Doğaya atılan kimi atıkların onlarca, kimilerinin de yüzyıllarca bozulmadan durabileceğini ve bunların çevreye vereceği tahribattan bahseden katılımcılar, bir pet şişenin 450 yıl, plastiklerin ise 1.000 yıl yok olmadan çevreye zarar vereceğini söyleyerek, plaja veya pikniğe gelen ziyaretçilerin atıklarını doğaya bırakmamalarını, toplayarak en yakın konteynere atmaları gerektiğine dair hatırlatmada bulundular.

İstanbul Büyükşehir Belediyesi Deniz Hizmetleri Müdürlüğü olarak bundan böyle de çevre bilincinin gelişimine katkıda bulunacak tüm faaliyetlere gerekliği desteğin verileceğini hatırlatarak çevre gönüllüsü tüm İstanbullulara teşekkür ederiz.

Sıfır Atık Mavi

Çevre ve Şehircilik Bakanlığı’nca yürütülecek ve Deniz Temiz Derneği (TURMEPA) işbirliğiyle hayata geçirilecek projeye çeşitli bakanlıklar da destek verecek. İstanbul’da 10 Haziran’da başlatılan proje, ilgili bakanlıklar ve sivil toplum kuruluşlarının desteği ile 81 ilde, tüm kıyı şeridi, göl ve nehirlerle su kaynaklarının temiz tutulması ve atıkların toplanmasını kapsayacak bir seferberlik şeklinde yürütülecek.
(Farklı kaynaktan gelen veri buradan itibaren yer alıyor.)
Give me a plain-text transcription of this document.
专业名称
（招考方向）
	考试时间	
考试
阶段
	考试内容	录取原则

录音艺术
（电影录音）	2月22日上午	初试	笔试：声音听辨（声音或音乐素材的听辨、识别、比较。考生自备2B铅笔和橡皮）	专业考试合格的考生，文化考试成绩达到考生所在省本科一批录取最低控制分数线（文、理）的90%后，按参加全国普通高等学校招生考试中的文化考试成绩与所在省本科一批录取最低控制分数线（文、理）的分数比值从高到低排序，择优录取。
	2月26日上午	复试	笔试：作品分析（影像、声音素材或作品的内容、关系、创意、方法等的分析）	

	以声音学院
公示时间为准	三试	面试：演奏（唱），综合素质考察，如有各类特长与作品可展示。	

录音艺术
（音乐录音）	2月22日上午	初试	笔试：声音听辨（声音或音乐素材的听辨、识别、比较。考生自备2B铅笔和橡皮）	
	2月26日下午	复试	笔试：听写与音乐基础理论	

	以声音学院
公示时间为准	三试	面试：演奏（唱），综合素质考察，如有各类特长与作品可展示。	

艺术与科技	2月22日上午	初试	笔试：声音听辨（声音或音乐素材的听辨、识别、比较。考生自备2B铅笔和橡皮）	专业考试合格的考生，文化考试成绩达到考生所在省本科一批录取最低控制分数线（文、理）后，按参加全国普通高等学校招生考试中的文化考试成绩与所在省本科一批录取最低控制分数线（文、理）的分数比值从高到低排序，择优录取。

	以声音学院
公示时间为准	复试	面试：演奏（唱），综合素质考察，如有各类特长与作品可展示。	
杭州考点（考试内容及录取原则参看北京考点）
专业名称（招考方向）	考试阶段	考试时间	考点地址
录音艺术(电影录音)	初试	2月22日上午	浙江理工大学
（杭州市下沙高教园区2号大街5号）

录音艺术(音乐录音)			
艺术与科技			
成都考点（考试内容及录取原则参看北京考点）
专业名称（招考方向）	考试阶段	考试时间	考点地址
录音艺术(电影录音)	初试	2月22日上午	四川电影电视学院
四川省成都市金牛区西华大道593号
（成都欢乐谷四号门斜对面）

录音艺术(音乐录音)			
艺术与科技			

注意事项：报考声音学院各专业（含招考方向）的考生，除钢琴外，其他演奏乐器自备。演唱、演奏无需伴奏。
Yaz aylarında deniz kıyılarında ve su kaynaklarında temizlik çalışmaları yapılacak, kıyı ve deniz temizliğinin önemi anlatılacak, buna yönelik kampanyalar düzenlenecek.

Bu kapsamda Çevre Koruma ve Kontrol Daire Başkanlığımızca da sıfır atık mavi projesine destek olmak, kamuoyunun dikkatini deniz kirliliğine çekmek ve farkındalık oluşturmak amacı ile İstanbul genelinde renkli bir takım etkinlikler düzenledi.

ŞİLE

Şile Belediyesi ile ortaklaşa düzenlenen etkinlikler 2 gün sürdü. İlk gün Şile Uzunkum plajında gerçekleştirilen etkinliklerde öğrenciler ve gönüllüler ile birlikte kıyı temizlik etkinliği gerçekleştirildi. ÇEVKO atölyesinde atık kağıttan kağıt üretimi atölye çalışması gerçekleştirildi. Düzenlenen sıfır atık resim yarışmasında dereceye giren öğrencilere ödülleri dağıtıldı. Bu arada Mavi Bayrak almaya hak kazanan Uzunkum plajına törenle mavi bayrak asıldı.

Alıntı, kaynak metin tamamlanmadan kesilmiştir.